Patrimônio

Herança: como não desperdiçar o que levou gerações para construir

Por OIK · 2026-05-24 · 8 min de leitura

Os primeiros 90 dias: o que não fazer antes de qualquer decisão

Os primeiros 90 dias após uma herança são o período de maior risco. É o momento em que decisões irreversíveis são tomadas sob luto, pressão familiar e oportunismo de fornecedores que percebem o evento. A recomendação é direta. Nos primeiros 90 dias, não fazer nenhuma compra grande, nenhuma quitação antecipada de dívida, nenhum investimento de longo prazo e nenhuma doação significativa.

Pesquisa do Instituto Brasileiro de Planejamento Patrimonial mostra que 70% do patrimônio herdado é consumido até a primeira geração. A maior parte das decisões que conduzem a essa dissolução acontece nos primeiros doze meses após o recebimento.

Inventário do patrimônio herdado: ativos, passivos e pendências

Inventário herdado raramente é apenas ativo. Imóveis com IPTU em atraso, ações com taxas de custódia acumuladas, contas bancárias com tarifas pendentes, pequenos negócios com obrigações trabalhistas, todos esses passivos precisam ser identificados antes de qualquer projeção de uso. Em alguns casos, o passivo da herança supera o ativo, e a recomendação técnica é renúncia da herança, decisão legalmente disponível e raramente considerada.

> Avaliação técnica do patrimônio herdado, idealmente feita por profissional independente, evita superestimação que leva a decisões desproporcionais ao valor real disponível.

Como integrar a herança ao patrimônio familiar existente

Herança não deve ser tratada como dinheiro separado. A integração ao patrimônio familiar existente significa redistribuir, à luz do todo, alocação por classe de ativo, exposição a risco e horizonte de uso. Família que mantém herança como conta apartada perde a oportunidade de rebalancear posições e frequentemente toma decisões piores em ambos os lados do patrimônio.

A integração também evita o efeito psicológico de tratar a herança como dinheiro extra a ser consumido, em vez de capital permanente a ser preservado.
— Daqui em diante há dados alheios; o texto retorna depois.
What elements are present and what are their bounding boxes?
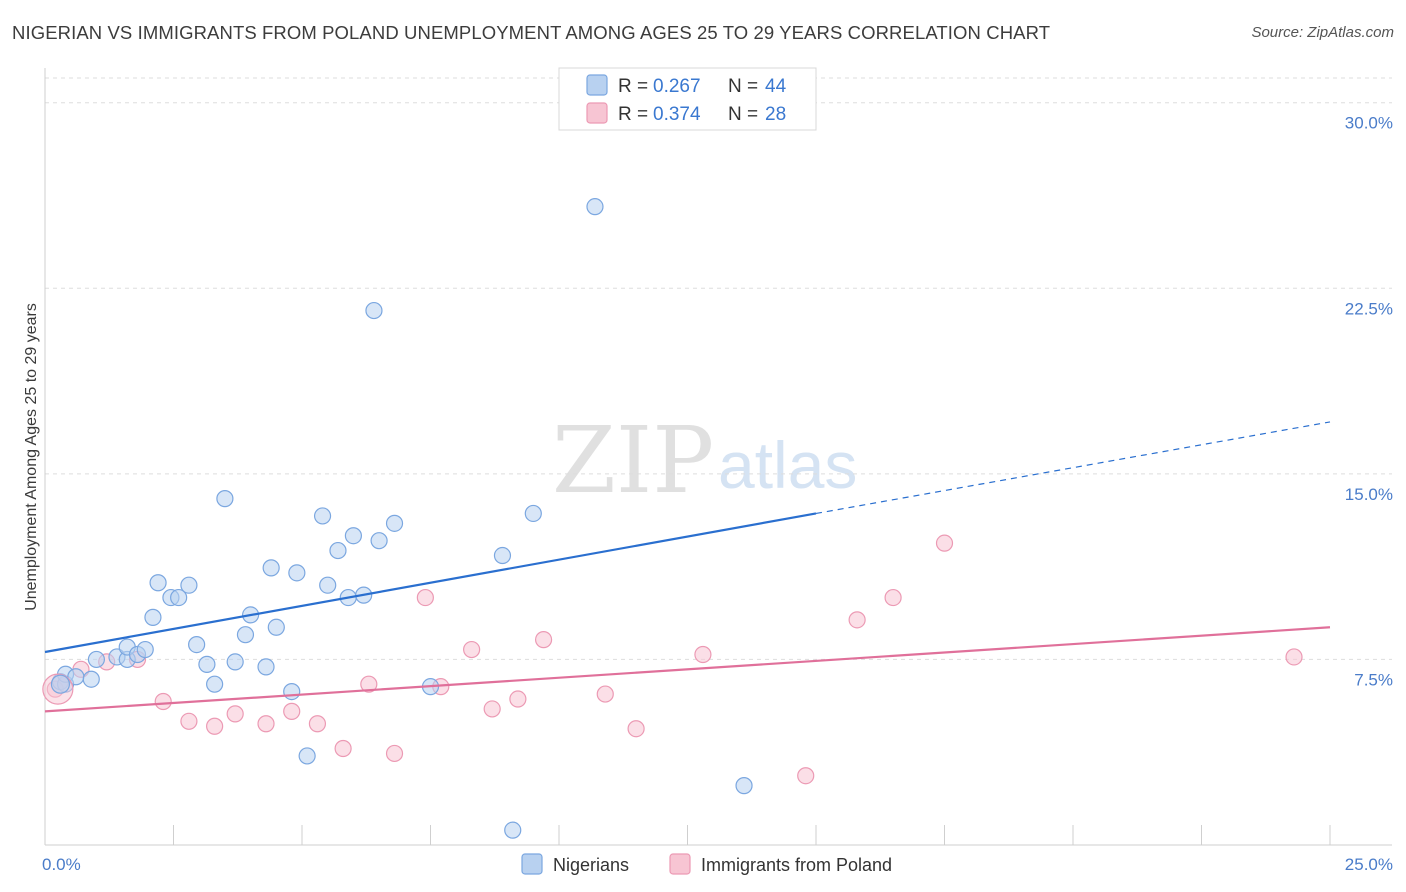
x-tick-label: 0.0% — [42, 855, 81, 874]
legend-swatch-nigerians — [586, 74, 608, 96]
nigerian-point-cluster — [50, 674, 71, 694]
nigerian-point — [257, 658, 275, 676]
poland-trend-line — [44, 626, 1331, 713]
nigerian-point — [236, 626, 255, 644]
grid-layer — [45, 77, 1392, 660]
y-tick-label: 15.0% — [1345, 485, 1393, 504]
nigerian-point — [226, 653, 244, 671]
nigerian-point — [82, 670, 100, 688]
bottom-legend-label-poland: Immigrants from Poland — [701, 855, 892, 875]
legend-n-value-2: 28 — [765, 104, 786, 125]
trend-layer — [44, 421, 1331, 713]
nigerian-point — [267, 618, 285, 636]
legend-r-label-1: R = — [618, 76, 648, 97]
nigerian-point — [288, 564, 306, 582]
poland-point — [483, 700, 501, 718]
poland-point — [416, 588, 434, 607]
top-legend: R = 0.267 N = 44 R = 0.374 N = 28 — [558, 67, 817, 131]
nigerian-point — [344, 527, 362, 545]
nigerian-trend-line — [44, 512, 817, 654]
nigerian-point — [370, 532, 388, 550]
nigerian-point — [216, 490, 234, 508]
nigerian-point — [198, 655, 216, 673]
watermark-zip: ZIP — [552, 407, 714, 514]
y-tick-label: 7.5% — [1354, 670, 1393, 689]
poland-point — [257, 715, 275, 733]
nigerian-point — [385, 514, 404, 532]
axes-layer: 7.5% 15.0% 22.5% 30.0% 0.0% 25.0% — [42, 68, 1393, 874]
poland-point — [154, 692, 172, 711]
nigerian-point — [493, 546, 512, 565]
watermark-atlas: atlas — [718, 428, 857, 502]
nigerian-point — [586, 198, 604, 216]
legend-r-value-2: 0.374 — [653, 104, 701, 125]
nigerian-point — [180, 576, 198, 594]
poland-point — [884, 588, 902, 607]
legend-n-label-2: N = — [728, 104, 758, 125]
nigerian-point — [149, 574, 167, 592]
y-tick-label: 22.5% — [1345, 299, 1393, 318]
poland-point — [935, 534, 954, 552]
nigerian-point — [524, 504, 542, 523]
legend-n-label-1: N = — [728, 76, 758, 97]
poland-point — [334, 739, 352, 758]
poland-point — [385, 744, 404, 763]
nigerian-point — [188, 635, 206, 654]
nigerian-point — [262, 559, 280, 577]
legend-n-value-1: 44 — [765, 76, 787, 97]
y-axis-label: Unemployment Among Ages 25 to 29 years — [23, 303, 40, 611]
nigerian-point — [319, 576, 337, 594]
poland-point — [360, 675, 378, 693]
nigerian-point — [283, 682, 301, 701]
bottom-legend-swatch-nigerians — [521, 853, 543, 875]
bottom-legend-swatch-poland — [669, 853, 691, 875]
nigerian-point — [144, 608, 162, 626]
points-layer — [42, 198, 1303, 839]
poland-point — [1285, 648, 1303, 666]
nigerian-point — [329, 541, 347, 560]
nigerian-trend-extension — [815, 421, 1331, 515]
poland-point — [463, 640, 481, 659]
bottom-legend-label-nigerians: Nigerians — [553, 855, 629, 875]
poland-point — [206, 717, 224, 735]
poland-point — [797, 767, 815, 785]
poland-point — [627, 720, 645, 738]
nigerian-point — [206, 675, 224, 693]
poland-point — [283, 702, 301, 720]
poland-point — [509, 690, 527, 708]
nigerian-point — [504, 821, 522, 839]
legend-r-label-2: R = — [618, 104, 648, 125]
poland-point — [180, 712, 198, 730]
nigerian-point — [170, 588, 188, 607]
chart-source: Source: ZipAtlas.com — [1251, 24, 1394, 41]
poland-point — [848, 611, 866, 629]
nigerian-point — [136, 640, 154, 659]
poland-point — [308, 715, 327, 733]
x-tick-label: 25.0% — [1345, 855, 1393, 874]
nigerian-point — [365, 301, 383, 320]
chart-title: NIGERIAN VS IMMIGRANTS FROM POLAND UNEMP… — [12, 22, 1051, 43]
poland-point — [534, 631, 553, 649]
poland-point — [596, 685, 614, 703]
y-tick-label: 30.0% — [1345, 114, 1393, 133]
nigerian-point — [87, 650, 106, 669]
poland-point — [694, 645, 712, 664]
poland-point — [226, 705, 244, 723]
nigerian-point — [298, 747, 316, 765]
nigerian-point — [735, 777, 753, 795]
nigerian-point — [313, 507, 332, 525]
bottom-legend: Nigerians Immigrants from Poland — [521, 853, 892, 875]
legend-swatch-poland — [586, 102, 608, 124]
legend-r-value-1: 0.267 — [653, 76, 701, 97]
Estrutura de acompanhamento para não repetir o padrão de dissolução

Famílias que preservam herança ao longo de gerações compartilham três práticas. Acompanhamento mensal estruturado do patrimônio total, não apenas dos investimentos. Reunião familiar trimestral sobre decisões patrimoniais, mesmo quando aparentemente menores. Documento de princípios patrimoniais transmitidos junto com o patrimônio, para que a próxima geração herde também critério, não apenas saldo.

> Patrimônio sem acompanhamento se dissolve. Não por má gestão consciente, mas porque a vida tem decisões demais para serem todas tomadas no impulso.

Em poucas palavras

Os primeiros 90 dias são para inventário, não para decisão. A integração ao patrimônio familiar é a regra, não a exceção. E o acompanhamento estruturado é o único mecanismo que historicamente preserva herança através de gerações. Sem ele, a probabilidade estatística é dissolução em uma única geração.